European Market Analysis
The current credit spreads for European IG and HY bonds are 92 basis points and 307 basis points, respectively, which are 7 basis points and 36 basis points higher than the tightening levels of 2025. UBS's framework shows that the European IG market prices Slowflation at about 60%, while the HY market prices it very low (<5%). In IG, issuers in the utilities (86%), insurance (77%), and banking (68%) sectors have a higher pricing for Slowflation; in HY, only the banking (32%) and capital goods (28%) sectors show signs of Slowflation In the investment-grade (IG) market, most sectors, curves, and ratings have shown typical returns under a slow inflation environment, except for energy and the front end of the yield curve (1-3 years). In the high-yield (HY) market, returns for most sectors, except for the financial sector, differ significantly from the typical returns in a slow inflation environment, particularly for CCC-rated bonds and the capital goods sector. UBS believes that the fair value of the European IG/HY spread should slightly widen, around 95-100 basis points and 300-325 basis points, respectively, maintaining a bullish outlook on the financial sector and a bearish view on the materials sector.

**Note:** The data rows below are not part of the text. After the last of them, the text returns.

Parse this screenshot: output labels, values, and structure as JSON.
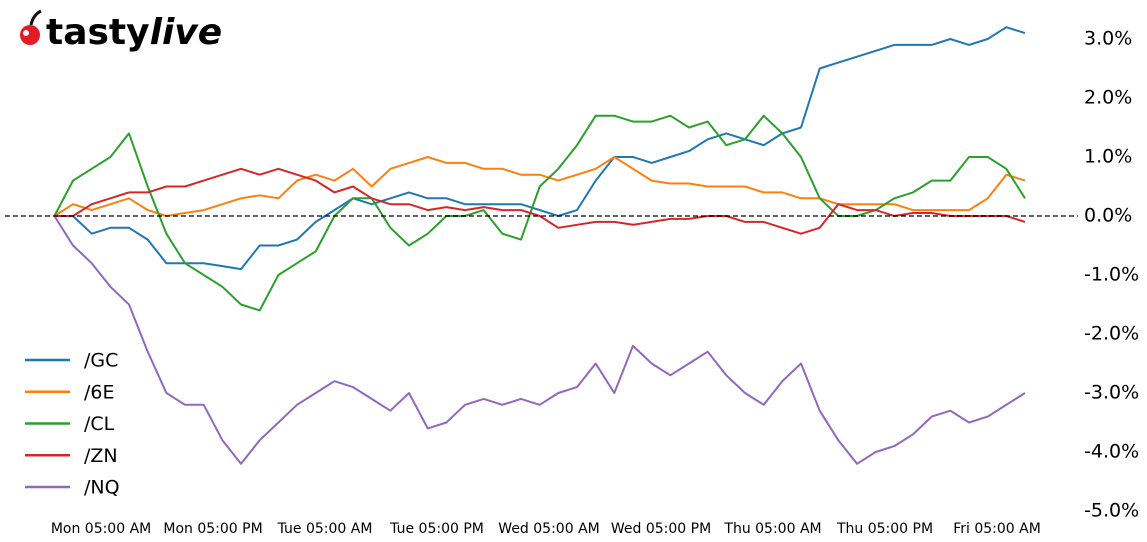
{
  "brand": [
    "tasty",
    "live"
  ],
  "chart_data": {
    "type": "line",
    "x": [
      0,
      2,
      4,
      6,
      8,
      10,
      12,
      14,
      16,
      18,
      20,
      22,
      24,
      26,
      28,
      30,
      32,
      34,
      36,
      38,
      40,
      42,
      44,
      46,
      48,
      50,
      52,
      54,
      56,
      58,
      60,
      62,
      64,
      66,
      68,
      70,
      72,
      74,
      76,
      78,
      80,
      82,
      84,
      86,
      88,
      90,
      92,
      94,
      96,
      98,
      100,
      102,
      104
    ],
    "series": [
      {
        "name": "/GC",
        "color": "#1f77b4",
        "values": [
          0,
          0,
          -0.3,
          -0.2,
          -0.2,
          -0.4,
          -0.8,
          -0.8,
          -0.8,
          -0.85,
          -0.9,
          -0.5,
          -0.5,
          -0.4,
          -0.1,
          0.1,
          0.3,
          0.2,
          0.3,
          0.4,
          0.3,
          0.3,
          0.2,
          0.2,
          0.2,
          0.2,
          0.1,
          0.0,
          0.1,
          0.6,
          1.0,
          1.0,
          0.9,
          1.0,
          1.1,
          1.3,
          1.4,
          1.3,
          1.2,
          1.4,
          1.5,
          2.5,
          2.6,
          2.7,
          2.8,
          2.9,
          2.9,
          2.9,
          3.0,
          2.9,
          3.0,
          3.2,
          3.1
        ]
      },
      {
        "name": "/6E",
        "color": "#ff7f0e",
        "values": [
          0,
          0.2,
          0.1,
          0.2,
          0.3,
          0.1,
          0.0,
          0.05,
          0.1,
          0.2,
          0.3,
          0.35,
          0.3,
          0.6,
          0.7,
          0.6,
          0.8,
          0.5,
          0.8,
          0.9,
          1.0,
          0.9,
          0.9,
          0.8,
          0.8,
          0.7,
          0.7,
          0.6,
          0.7,
          0.8,
          1.0,
          0.8,
          0.6,
          0.55,
          0.55,
          0.5,
          0.5,
          0.5,
          0.4,
          0.4,
          0.3,
          0.3,
          0.2,
          0.2,
          0.2,
          0.2,
          0.1,
          0.1,
          0.1,
          0.1,
          0.3,
          0.7,
          0.6
        ]
      },
      {
        "name": "/CL",
        "color": "#2ca02c",
        "values": [
          0,
          0.6,
          0.8,
          1.0,
          1.4,
          0.5,
          -0.3,
          -0.8,
          -1.0,
          -1.2,
          -1.5,
          -1.6,
          -1.0,
          -0.8,
          -0.6,
          0.0,
          0.3,
          0.3,
          -0.2,
          -0.5,
          -0.3,
          0.0,
          0.0,
          0.1,
          -0.3,
          -0.4,
          0.5,
          0.8,
          1.2,
          1.7,
          1.7,
          1.6,
          1.6,
          1.7,
          1.5,
          1.6,
          1.2,
          1.3,
          1.7,
          1.4,
          1.0,
          0.3,
          0.0,
          0.0,
          0.1,
          0.3,
          0.4,
          0.6,
          0.6,
          1.0,
          1.0,
          0.8,
          0.3
        ]
      },
      {
        "name": "/ZN",
        "color": "#d62728",
        "values": [
          0,
          0.0,
          0.2,
          0.3,
          0.4,
          0.4,
          0.5,
          0.5,
          0.6,
          0.7,
          0.8,
          0.7,
          0.8,
          0.7,
          0.6,
          0.4,
          0.5,
          0.3,
          0.2,
          0.2,
          0.1,
          0.15,
          0.1,
          0.15,
          0.1,
          0.1,
          0.0,
          -0.2,
          -0.15,
          -0.1,
          -0.1,
          -0.15,
          -0.1,
          -0.05,
          -0.05,
          0.0,
          0.0,
          -0.1,
          -0.1,
          -0.2,
          -0.3,
          -0.2,
          0.2,
          0.1,
          0.1,
          0.0,
          0.05,
          0.05,
          0.0,
          0.0,
          0.0,
          0.0,
          -0.1
        ]
      },
      {
        "name": "/NQ",
        "color": "#9467bd",
        "values": [
          0,
          -0.5,
          -0.8,
          -1.2,
          -1.5,
          -2.3,
          -3.0,
          -3.2,
          -3.2,
          -3.8,
          -4.2,
          -3.8,
          -3.5,
          -3.2,
          -3.0,
          -2.8,
          -2.9,
          -3.1,
          -3.3,
          -3.0,
          -3.6,
          -3.5,
          -3.2,
          -3.1,
          -3.2,
          -3.1,
          -3.2,
          -3.0,
          -2.9,
          -2.5,
          -3.0,
          -2.2,
          -2.5,
          -2.7,
          -2.5,
          -2.3,
          -2.7,
          -3.0,
          -3.2,
          -2.8,
          -2.5,
          -3.3,
          -3.8,
          -4.2,
          -4.0,
          -3.9,
          -3.7,
          -3.4,
          -3.3,
          -3.5,
          -3.4,
          -3.2,
          -3.0
        ]
      }
    ],
    "xlim": [
      -5,
      110
    ],
    "xticks": [
      {
        "value": 5,
        "label": "Mon 05:00 AM"
      },
      {
        "value": 17,
        "label": "Mon 05:00 PM"
      },
      {
        "value": 29,
        "label": "Tue 05:00 AM"
      },
      {
        "value": 41,
        "label": "Tue 05:00 PM"
      },
      {
        "value": 53,
        "label": "Wed 05:00 AM"
      },
      {
        "value": 65,
        "label": "Wed 05:00 PM"
      },
      {
        "value": 77,
        "label": "Thu 05:00 AM"
      },
      {
        "value": 89,
        "label": "Thu 05:00 PM"
      },
      {
        "value": 101,
        "label": "Fri 05:00 AM"
      }
    ],
    "ylim": [
      -5.2,
      3.5
    ],
    "yticks": [
      {
        "value": 3,
        "label": "3.0%"
      },
      {
        "value": 2,
        "label": "2.0%"
      },
      {
        "value": 1,
        "label": "1.0%"
      },
      {
        "value": 0,
        "label": "0.0%"
      },
      {
        "value": -1,
        "label": "-1.0%"
      },
      {
        "value": -2,
        "label": "-2.0%"
      },
      {
        "value": -3,
        "label": "-3.0%"
      },
      {
        "value": -4,
        "label": "-4.0%"
      },
      {
        "value": -5,
        "label": "-5.0%"
      }
    ],
    "reference_line": 0,
    "legend": "lower left"
  }
}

Relative Value Analysis of the US and Europe
From a relative performance perspective, since the beginning of the year, the European credit market has outperformed the US by 1.28% in IG and 1.42% in HY. In IG, UBS's model shows that only high-quality issuers and the 7-10 year segment of the yield curve appear relatively cheap in the European market; in HY, most sectors are close to or below their 25th percentile during slow inflation periods, making European HY appear more vulnerable compared to US HY, with CCC ratings (which have strong specificity in Europe) being an exception.
Risk Warnings and Conclusions
UBS also mentioned the risks of multi-asset investments in its research report, including market risk, credit risk, interest rate risk, and foreign exchange risk. Geopolitical events and policy shocks may also pose risks to asset returns. Additionally, the correlation of returns between different asset classes may deviate from historical patterns, and valuations may be adversely affected during periods of high market volatility, weak liquidity, and economic turmoil.
Overall, UBS believes that the current market pricing for slow inflation remains insufficient, especially for high-yield bonds and certain sectors. Investors need to seize structural opportunities amid volatility: betting on mispriced sectors (such as HY telecommunications), leveraging regional differentiation (US-Europe HY spread), while being cautious of marginal changes in macro data. This strategic framework provides a clear path to address "non-recessionary slowdown."